American influences in Jamaican music have always been unmistakable — the R&B and jazz backdrop to ska, the soul influences in rocksteady and reggae, and today the hip-hop gangsta posturing in contemporary ragga. In this collection, drawn from the vaults of the prolific Studio One label, attention is on the infusion of dirty old funk into ’70s reggae.

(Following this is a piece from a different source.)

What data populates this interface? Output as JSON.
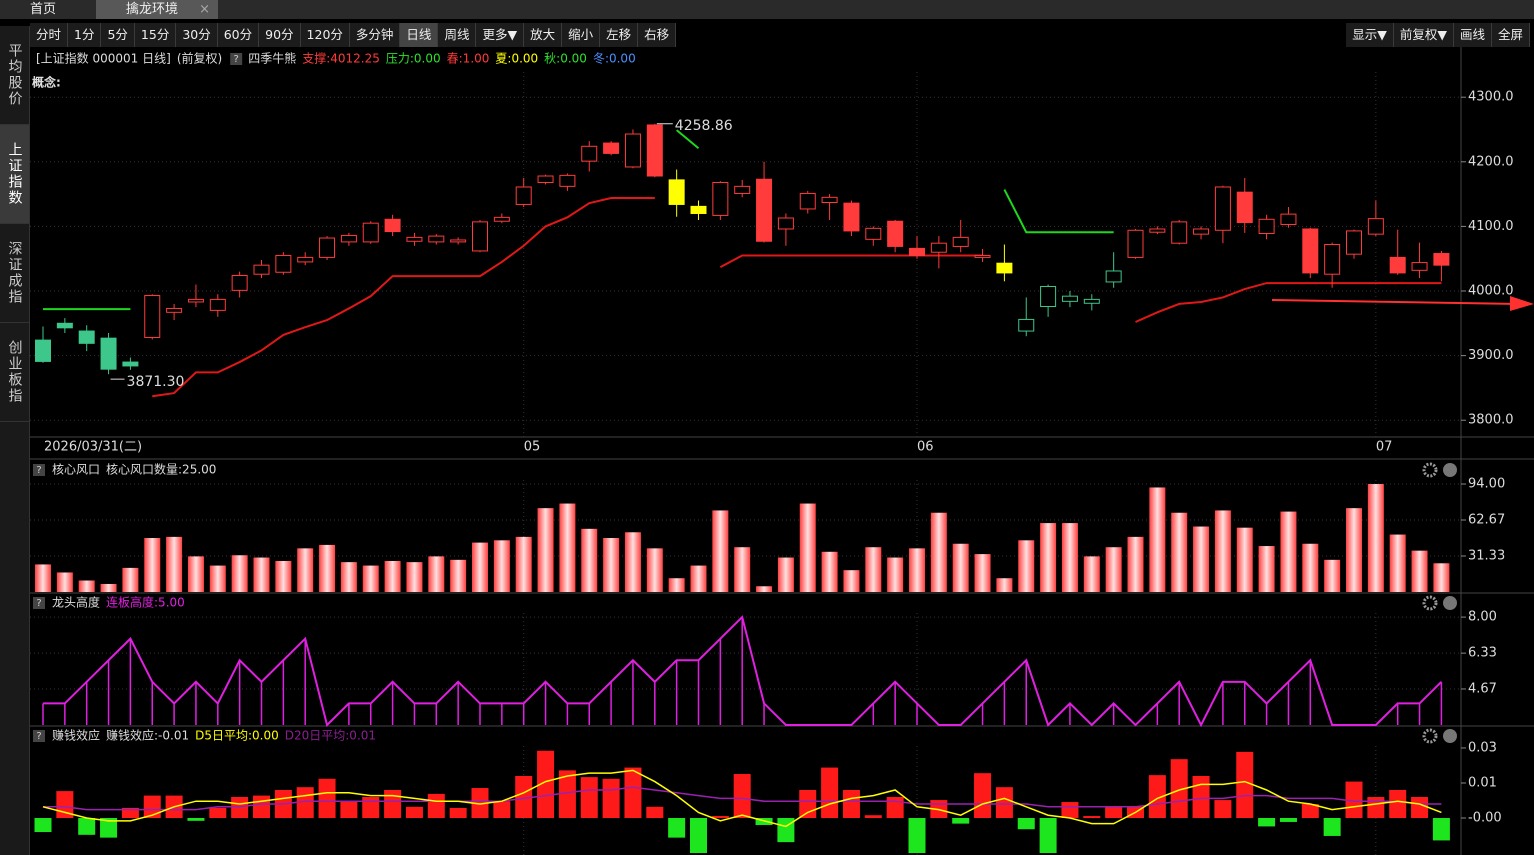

The funk can easily be heard in the James Brown-like shouts and grunts of “Reggae Feet” by Lloyd Williams and the recorded-in-a-shack slackness of “Chicken” by Cedric Im Brooks. One of the various reggae versions of “Shaft,” the classic blaxploitation flick, is included here. In other funked-up homages to bad boys of the screen, the Soul Bros. fly Agent 007 to Jamaica and Jackie Mittoo takes on Hang ‘Em High (from the Clint Eastwood western). Other funk/soul classics given the Jamaican overhaul include The Spinners’ “It’s a Shame” (covered by Alton Ellis) while the finely named Underground Vegetables rip into Booker T’s “Melting Pot.”

A few inclusions here display no outside influence; they’re just inherently funky reggae. Even so, “Studio One Funk” is not a bad place to start drawing the dots between black music of the two cultures.